BEIJING, Apr 13, 2000 -- (Agence France Presse) The Chinese authorities have hacked into Falungong websites causing them to crash as part of a new crackdown on the banned movement, U.S.-based group members told AFP on Thursday.

Starting on Tuesday at least five Falungong web sites, three in the United States and two in Canada, were attacked simultaneously with an overload of carefully-prepared information, said group spokeswoman Gail Rachlin.

Falungong practioner Yuan Li, a computer expert, said the group's main website www.Falundafa.org. received an anonymous tip off on April 12 warning of an imminent attack.

"We received an anonymous e-mail from a Chinese computer employee on April 12 warning us that the police software security bureau had offered to pay the computer company money to hack into our sites," said Yuan.

He said the messages were sent to the Falungong's websites from China using U.S.-based e-mail site Yahoo.com.

"They used a method called ICMT Packet flooding which is a way of overloading websites with too much information," said Yuan.

"This type of computer hacking requires a lot of effort and preparation.

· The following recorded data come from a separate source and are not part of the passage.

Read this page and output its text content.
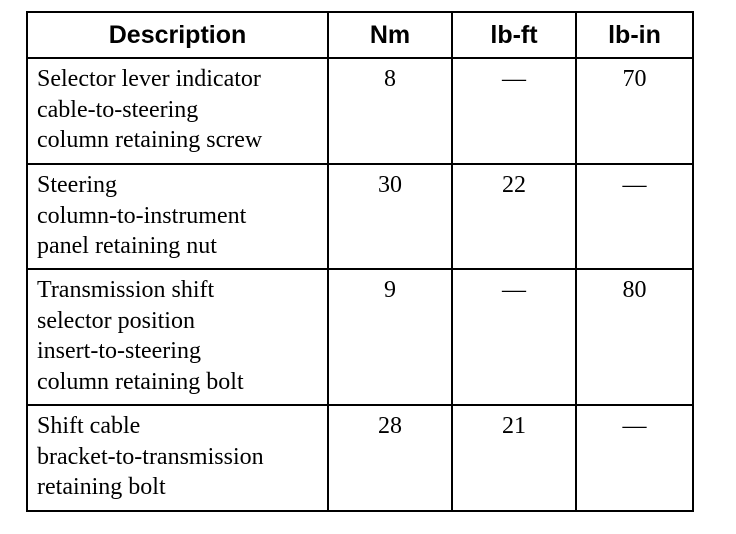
Description	Nm	lb-ft	lb-in

Selector lever indicator
cable-to-steering
column retaining screw	8	—	70

Steering
column-to-instrument
panel retaining nut	30	22	—

Transmission shift
selector position
insert-to-steering
column retaining bolt	9	—	80

Shift cable
bracket-to-transmission
retaining bolt	28	21	—
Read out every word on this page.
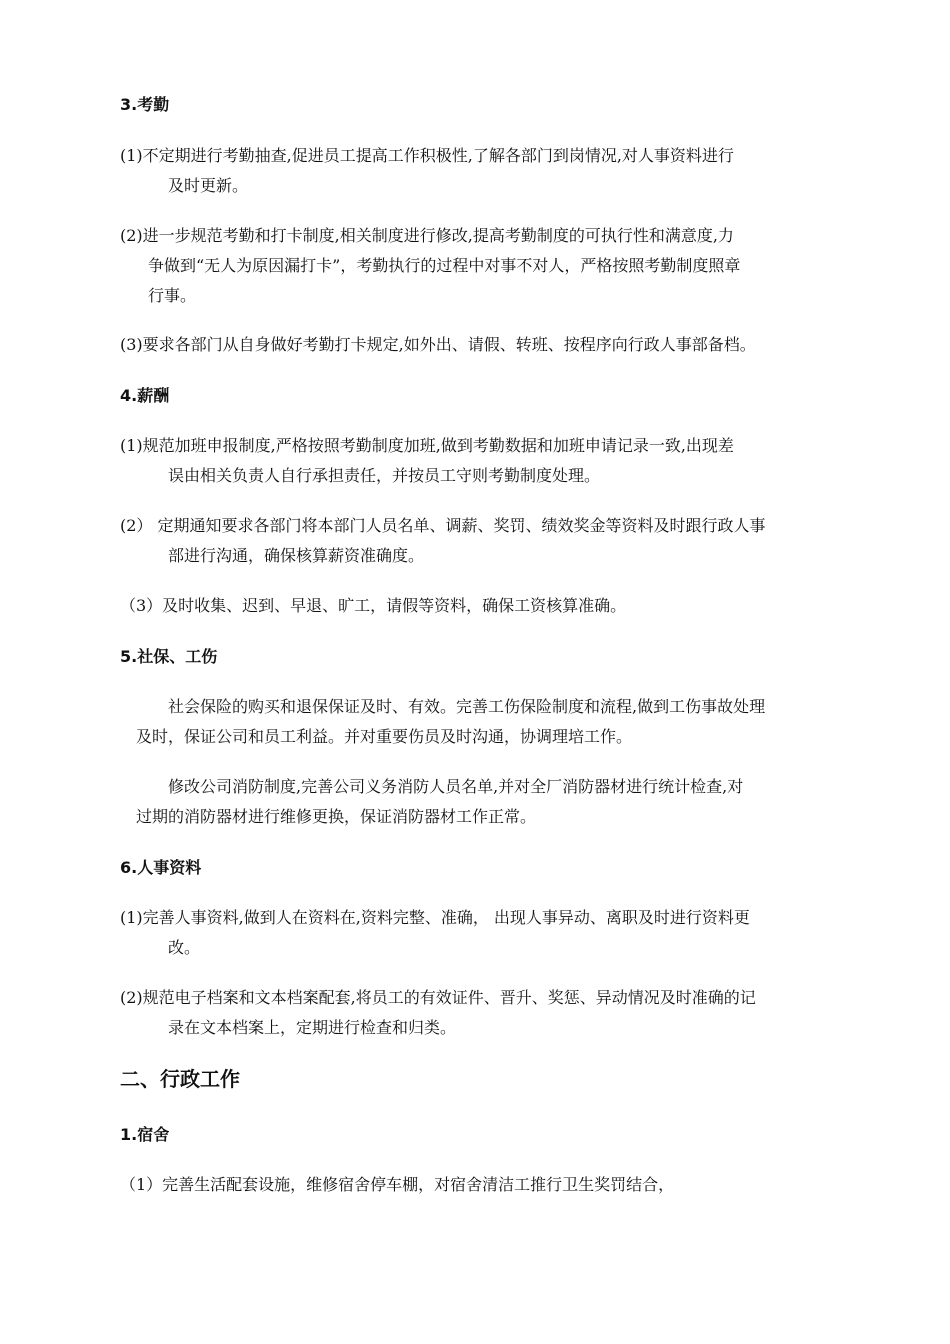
3.考勤
(1)不定期进行考勤抽查,促进员工提高工作积极性,了解各部门到岗情况,对人事资料进行
及时更新。
(2)进一步规范考勤和打卡制度,相关制度进行修改,提高考勤制度的可执行性和满意度,力
争做到“无人为原因漏打卡”，考勤执行的过程中对事不对人，严格按照考勤制度照章
行事。
(3)要求各部门从自身做好考勤打卡规定,如外出、请假、转班、按程序向行政人事部备档。
4.薪酬
(1)规范加班申报制度,严格按照考勤制度加班,做到考勤数据和加班申请记录一致,出现差
误由相关负责人自行承担责任，并按员工守则考勤制度处理。
(2） 定期通知要求各部门将本部门人员名单、调薪、奖罚、绩效奖金等资料及时跟行政人事
部进行沟通，确保核算薪资准确度。
（3）及时收集、迟到、早退、旷工，请假等资料，确保工资核算准确。
5.社保、工伤
社会保险的购买和退保保证及时、有效。完善工伤保险制度和流程,做到工伤事故处理
及时，保证公司和员工利益。并对重要伤员及时沟通，协调理培工作。
修改公司消防制度,完善公司义务消防人员名单,并对全厂消防器材进行统计检查,对
过期的消防器材进行维修更换，保证消防器材工作正常。
6.人事资料
(1)完善人事资料,做到人在资料在,资料完整、准确， 出现人事异动、离职及时进行资料更
改。
(2)规范电子档案和文本档案配套,将员工的有效证件、晋升、奖惩、异动情况及时准确的记
录在文本档案上，定期进行检查和归类。
二、行政工作
1.宿舍
（1）完善生活配套设施，维修宿舍停车棚，对宿舍清洁工推行卫生奖罚结合，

They must have been studying our sites for a long time."

He said the Chinese authorities previously attacked the sites on August 5, and that it took 24 hours to get them back up and running.

At Thursday 0430 GMT, it was impossible to access the group's main U.S. website www.Falundafa.org., however other Falungong sites were up and running.

It was not immediately possible to obtain any reaction from the Chinese authorities.

News of the alleged hacking attack came as the Falungong movement staged a series of coordinated protests in Beijing's Tiananmen Square on Thursday which were violently broken up by police.

Five vanloads of protesters, many of them middle-aged women, were rounded up and police could be seen arresting a steady stream of people around the square.

An AFP correspondent estimated more than 100 people were detained.

China banned the group in July last year, labeling it an "evil cult", and has since detained tens of thousands of practitioners and sentenced alleged core leaders to long jail terms.

The movement preaches clean living and combines physical exercise with spiritual beliefs, which it claims can cure illnesses without the need for a doctor. The group claims 100 million adherents worldwide.